How do liberal democracies justify policies that violate the rights of targeted citizens? When facing real or perceived national security threats, democratic states routinely frame certain citizens as “enemies of the state” and subsequently undermine those citizens’ freedom and liberties. This Incubator project uses natural language processing (NLP) techniques on digitized archive documents to identify and model how United Kingdom government officials internally justified their decisions to intern un-convicted Irish Catholics without trial during its “Troubles with Northern Ireland.” This project uses three NLP approaches—dictionary methods, word vectors, and adaptions of pre-trained models—to examine if/how government justifications can be identified in text. Each approach is based on, validated by, and/or trained on hand-coded annotation and classification of all justifications in the corpus (the “ground truth”), which was executed prior to the start of this project. In doing so, this project seeks to advance knowledge about government human rights violations and to explore the use of NLP on rich, nuanced, and “messy” archive text. More broadly, this project models the promise of combining archive text, qualitative coding, and computational techniques in social science. This project is funded by NSF Award #1823547; Principal Investigators: Emily Gade, Noah Smith, and Michael McCann.

Project Results

This project yielded four products: cleaned text corpora, binary and multi-class machine learning text classifiers, word embeddings based on digitized archive text, and a shallow neural network model for predicting text classification.

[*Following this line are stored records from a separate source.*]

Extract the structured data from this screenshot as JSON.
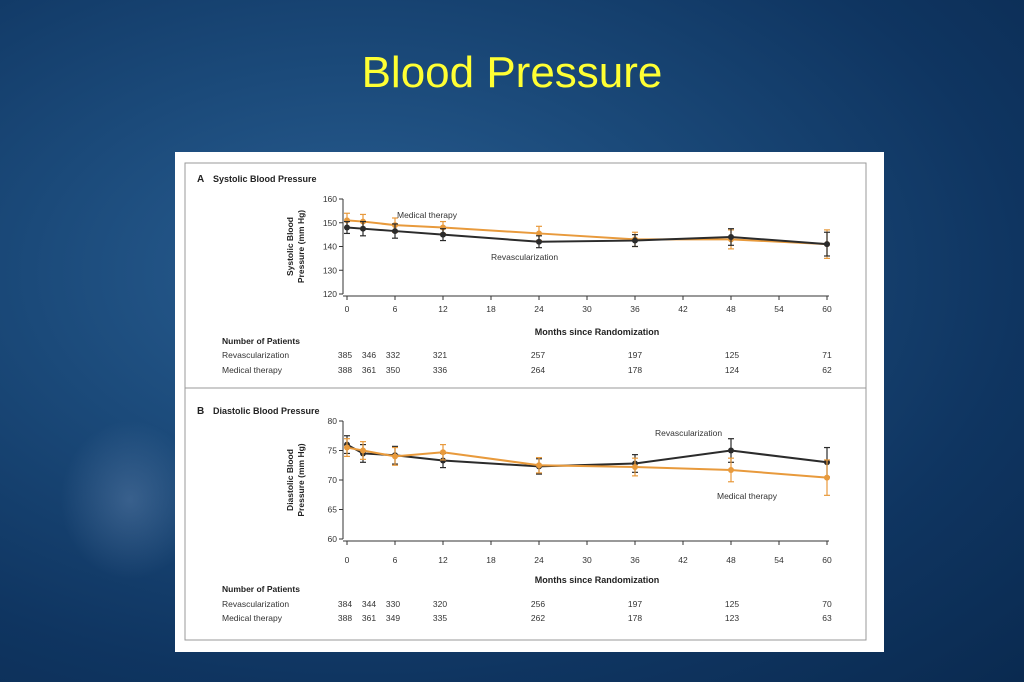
{
  "slide": {
    "title": "Blood Pressure"
  },
  "colors": {
    "revascularization": "#2b2b2b",
    "medical_therapy": "#e89a3c",
    "title": "#ffff33"
  },
  "chart_data": [
    {
      "type": "line",
      "panel_letter": "A",
      "title": "Systolic Blood Pressure",
      "xlabel": "Months since Randomization",
      "ylabel": [
        "Systolic Blood",
        "Pressure (mm Hg)"
      ],
      "xlim": [
        0,
        60
      ],
      "ylim": [
        120,
        160
      ],
      "xticks": [
        0,
        6,
        12,
        18,
        24,
        30,
        36,
        42,
        48,
        54,
        60
      ],
      "yticks": [
        120,
        130,
        140,
        150,
        160
      ],
      "grid": false,
      "x": [
        0,
        2,
        6,
        12,
        24,
        36,
        48,
        60
      ],
      "series": [
        {
          "name": "Medical therapy",
          "color": "#e89a3c",
          "values": [
            151,
            150.5,
            149,
            148,
            145.5,
            143,
            143,
            141
          ],
          "errors": [
            3,
            3,
            3,
            2.5,
            3,
            3,
            4,
            6
          ]
        },
        {
          "name": "Revascularization",
          "color": "#2b2b2b",
          "values": [
            148,
            147.5,
            146.5,
            145,
            142,
            142.5,
            144,
            141
          ],
          "errors": [
            2.5,
            3,
            3,
            2.5,
            2.5,
            2.5,
            3.5,
            5
          ]
        }
      ],
      "annotations": [
        "Medical therapy",
        "Revascularization"
      ],
      "patients": {
        "title": "Number of Patients",
        "rows": [
          {
            "label": "Revascularization",
            "values": [
              "385",
              "346",
              "332",
              "321",
              "257",
              "197",
              "125",
              "71"
            ]
          },
          {
            "label": "Medical therapy",
            "values": [
              "388",
              "361",
              "350",
              "336",
              "264",
              "178",
              "124",
              "62"
            ]
          }
        ]
      }
    },
    {
      "type": "line",
      "panel_letter": "B",
      "title": "Diastolic Blood Pressure",
      "xlabel": "Months since Randomization",
      "ylabel": [
        "Diastolic Blood",
        "Pressure (mm Hg)"
      ],
      "xlim": [
        0,
        60
      ],
      "ylim": [
        60,
        80
      ],
      "xticks": [
        0,
        6,
        12,
        18,
        24,
        30,
        36,
        42,
        48,
        54,
        60
      ],
      "yticks": [
        60,
        65,
        70,
        75,
        80
      ],
      "grid": false,
      "x": [
        0,
        2,
        6,
        12,
        24,
        36,
        48,
        60
      ],
      "series": [
        {
          "name": "Revascularization",
          "color": "#2b2b2b",
          "values": [
            76,
            74.5,
            74.2,
            73.3,
            72.3,
            72.8,
            75,
            73
          ],
          "errors": [
            1.5,
            1.5,
            1.5,
            1.2,
            1.3,
            1.5,
            2,
            2.5
          ]
        },
        {
          "name": "Medical therapy",
          "color": "#e89a3c",
          "values": [
            75.5,
            75,
            74,
            74.7,
            72.5,
            72.2,
            71.7,
            70.4
          ],
          "errors": [
            1.5,
            1.5,
            1.5,
            1.3,
            1.3,
            1.5,
            2,
            3
          ]
        }
      ],
      "annotations": [
        "Revascularization",
        "Medical therapy"
      ],
      "patients": {
        "title": "Number of Patients",
        "rows": [
          {
            "label": "Revascularization",
            "values": [
              "384",
              "344",
              "330",
              "320",
              "256",
              "197",
              "125",
              "70"
            ]
          },
          {
            "label": "Medical therapy",
            "values": [
              "388",
              "361",
              "349",
              "335",
              "262",
              "178",
              "123",
              "63"
            ]
          }
        ]
      }
    }
  ]
}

First, we prepared qualitatively coded material into datasets for descriptive visualization and NLP analysis, including: a complete archive corpus of all digitized text from +7,000 archive pages, a corpus of all ground-truth incidents of government justifications for internment without trial, and graphic representations of justification categories and frequencies over time.

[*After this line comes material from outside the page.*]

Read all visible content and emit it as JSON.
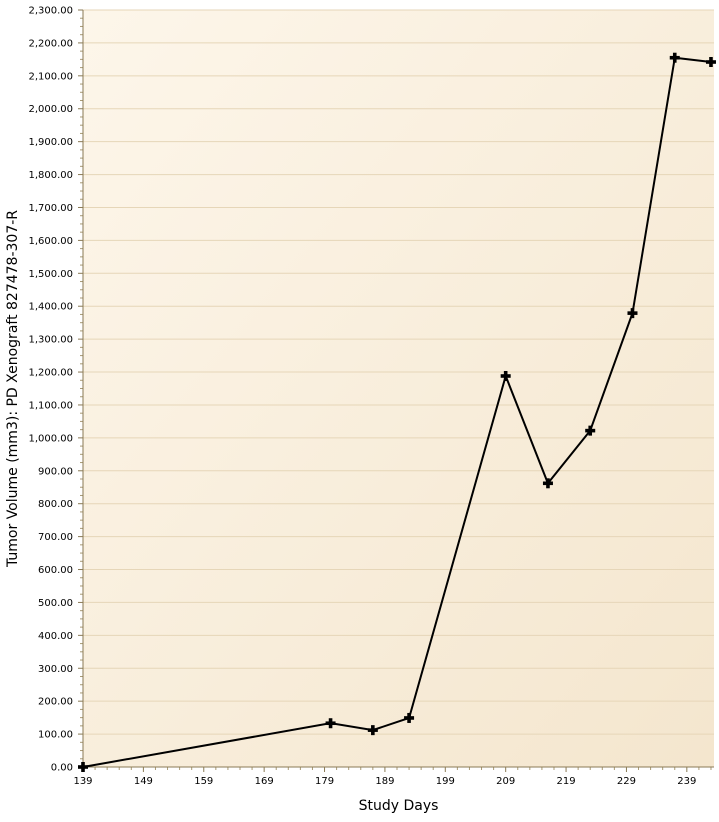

Second, we explored training a machine-learning model, using binary and multi-class text classification, to classify a specific justification entry into its appropriate category. We used a “bag of words” approach, which trains a classifier based on the presence and frequency of words in a given entry. A simple binary model classified justification entries relatively well, achieving between 75-90% accuracy among the most prominent categories. The unigram and bi-gram terms most associated with each category’s binary classification also contributed to our substantive knowledge about our classification categories. Next, we assessed and tuned a more sophisticated multi-class classifier to distinguish among six justification categories. The best-performing machine learning classifier—a logistic regression model based on stemmed unigrams (excluding English stopwords and those that occurred fewer than 10 times in the corpus)—classified justification entries into six pre-determined categories with approximately 43% accuracy, which is an improvement upon random. These classifiers suggest that our justification corpus contains signals for training machine learning tasks, despite the imperfections associated with digitized archive text.

Finally, we developed a deep-learning approach to predicting a justification entry’s classification (Jurafsky and Martin 2019). This allowed us to leverage a given word’s semantic and syntactic meaning (using pre-trained word embeddings) to aid our classification task. Because we expected our text data to contain nuances and context-specific idiosyncrasies, we developed word embeddings based on our complete archive-based corpus. These embeddings proved to be meaningful and informative, despite our imperfect data—which is relatively limited in size and contains considerable errors, omissions, and duplication (See Figure 2). Using these archive-based word embeddings, we built a shallow Convolutional Neural Network (CNN) to predict a sentence-based justification entry’s classification (Kim 2014). Our preliminary CNN—which, at the time of this writing, is over-fitted to the training data and only achieves around 30% accuracy when classifying testing data—serves as the basis for further fine-tuning.

Together, these products lay the groundwork for analyzing government justifications for internment, continuing to develop machine-learning approaches to identifying government justifications for human rights violations, and modeling how NLP techniques can aid the analysis of real-world political or government-related material (and for archived texts more generally).

References

Jurafsky, Daniel and James H. Martin. 2019. “Neural Networks and Neural Language Models.” In Speech & Language Processing: An Introduction to Natural Language Processing, Computational Linguistics, and Speech Recognition. Draft of October 2, 2019. Available at: http://web.stanford.edu/jurafsky/slp3/ed3book.pdf.

Kim, Yoon. 2014. “Convolutional Neural Networks for Sentence Classification.” arXiv:1408.5882v2 [cs.CL] 3 Sep 2014.

View the project GitHub here.

View the final presentation here.

Words most similar in vector space to three substantively important words demonstrates that word embeddings trained on our archive corpus are meaningful. For example, “Faulkner” (i.e., Northern Ireland Prime Minister Brian Faulkner) is most similar to other politicians involved in this case (e.g., Irish Prime Minister Jack Lynch).